Réélu aux élections générales du 20 août 1893, au premier tour de scrutin, par 6.386 voix contre 5.401 à son adversaire républicain, M. Meslier, maire de Barbezieux, il siégea dans diverses Commissions et prit part à différentes discussions, notamment : sur l'entretien des chaussées de Paris (1895), sur la réforme de l'impôt des boissons (1895), sur la taxe militaire (1896), et sur la conversion de l'emprunt de Madagascar (1897). Pendant cette période ses votes restèrent représentatifs de sa politique. Il vota en effet : contre la suppression de l'ambassade auprès du Vatican, contre la suppression du budget des Cultes, contre la dénonciation du Concordat. Il soutint le Ministère Méline, notamment pendant l'affaire Zola et vota l'ordre du jour Marty exigeant la cessation de la campagne contre l'armée. Il vota encore pour le scrutin de liste, contre l'abrogation de la loi sur les candidatures multiples.
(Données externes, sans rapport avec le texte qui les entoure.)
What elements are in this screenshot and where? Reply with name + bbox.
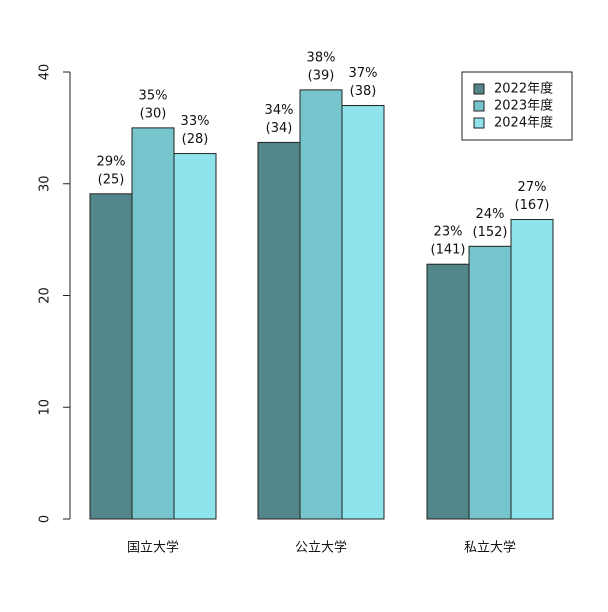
count-label: (25) <box>98 172 125 187</box>
bar <box>341 105 385 520</box>
y-tick-label: 40 <box>38 64 53 81</box>
y-tick-label: 10 <box>38 399 53 416</box>
x-tick-label: 公立大学 <box>295 540 347 556</box>
value-label: 35% <box>139 88 168 103</box>
value-label: 34% <box>265 103 294 118</box>
value-label: 24% <box>476 207 505 222</box>
value-label: 38% <box>307 50 336 65</box>
count-label: (39) <box>308 68 335 83</box>
legend-swatch <box>473 100 485 112</box>
bar <box>468 245 512 520</box>
legend-swatch <box>473 83 485 95</box>
y-tick-label: 20 <box>38 287 53 304</box>
bar <box>510 219 554 520</box>
count-label: (141) <box>431 243 466 258</box>
value-label: 29% <box>97 154 126 169</box>
legend-swatch <box>473 117 485 129</box>
count-label: (30) <box>140 106 167 121</box>
count-label: (28) <box>182 132 209 147</box>
value-label: 27% <box>518 180 547 195</box>
bar <box>131 127 175 520</box>
legend-label: 2023年度 <box>494 98 553 114</box>
y-tick-label: 0 <box>38 515 53 523</box>
count-label: (152) <box>473 225 508 240</box>
legend-label: 2024年度 <box>494 115 553 131</box>
bar <box>257 141 301 520</box>
bar <box>173 153 217 520</box>
bar <box>89 193 133 520</box>
count-label: (38) <box>350 84 377 99</box>
value-label: 33% <box>181 114 210 129</box>
y-tick-label: 30 <box>38 175 53 192</box>
bar <box>299 89 343 520</box>
value-label: 37% <box>349 66 378 81</box>
legend-label: 2022年度 <box>494 81 553 97</box>
x-tick-label: 国立大学 <box>127 540 179 556</box>
count-label: (167) <box>515 198 550 213</box>
value-label: 23% <box>434 225 463 240</box>
count-label: (34) <box>266 121 293 136</box>
bar <box>426 263 470 520</box>
x-tick-label: 私立大学 <box>464 540 516 556</box>
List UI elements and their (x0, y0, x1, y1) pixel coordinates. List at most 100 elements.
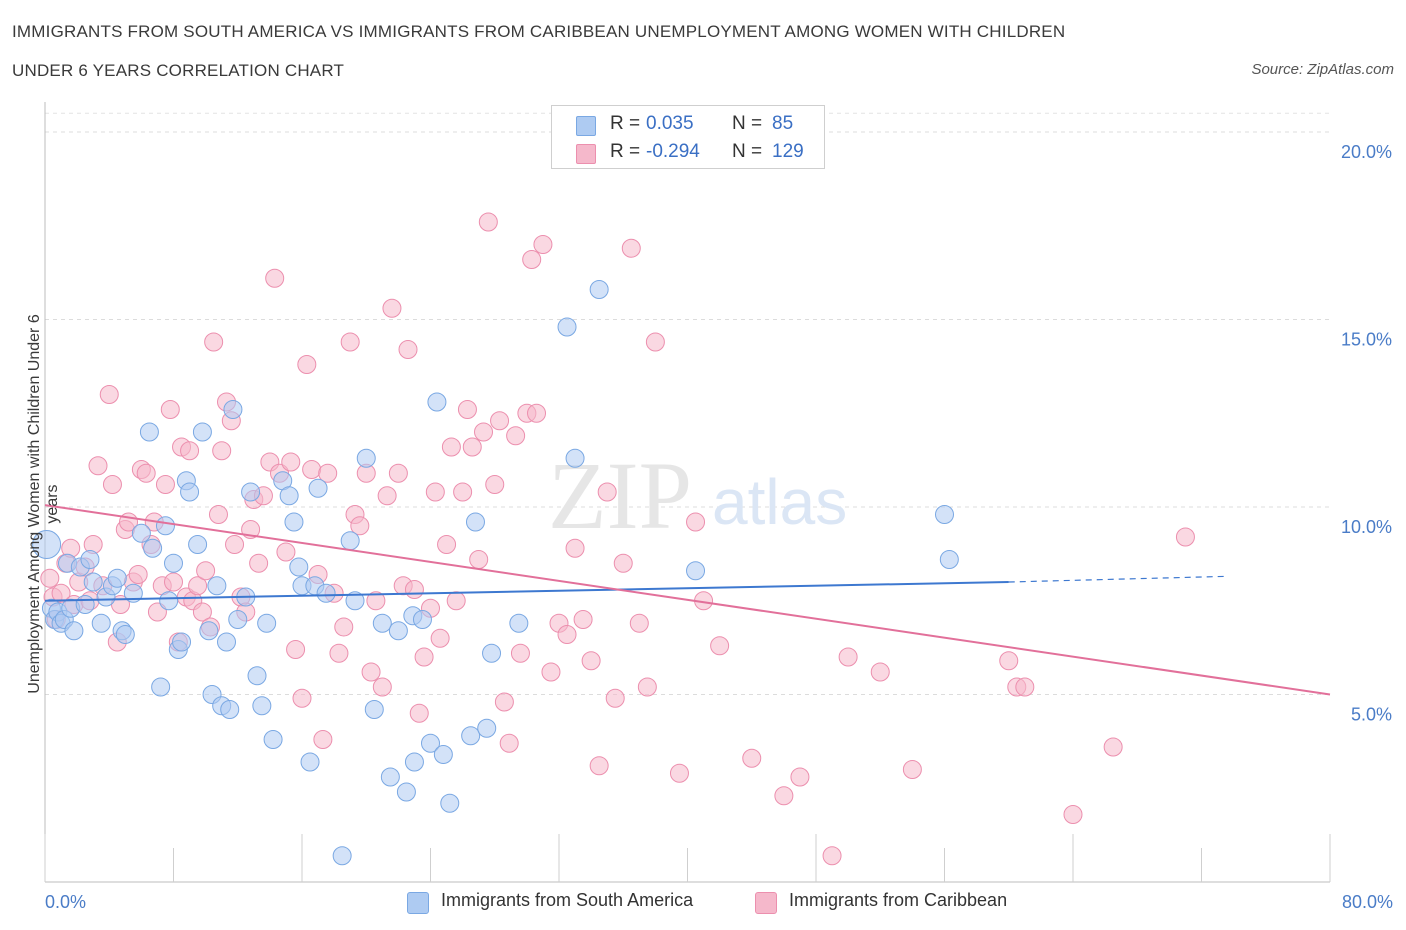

Ses électeurs lui restèrent fidèles aux élections générales du 8 mai 1898 où il fut réélu au premier tour de scrutin par 6.595 voix contre 5.337 à M. Hippolyte Laroche, ancien Gouverneur de Madagascar. Il ne participa à aucune discussion durant cette législature, mais continua à soutenir de ses votes le Ministère Méline jusqu'à sa chute puis combattit ses successeurs, Buisson, Dupuy et Waldeck-Rousseau. Il soutint la proposition Déroulède tendant à la révision de la Constitution, et au cours de la discussion de la loi sur les associations, signa un contre-projet tendant à substituer au contrat d'association un régime de liberté absolue, comme s'il s'agissait d'un droit fondamental.

Sa santé ébranlée ne lui permit pas d'arriver au terme de cette législature. Il mourut le 11 septembre 1901. Ce décès, survenu pendant l'intersession, n'a pas été annoncé à la Chambre.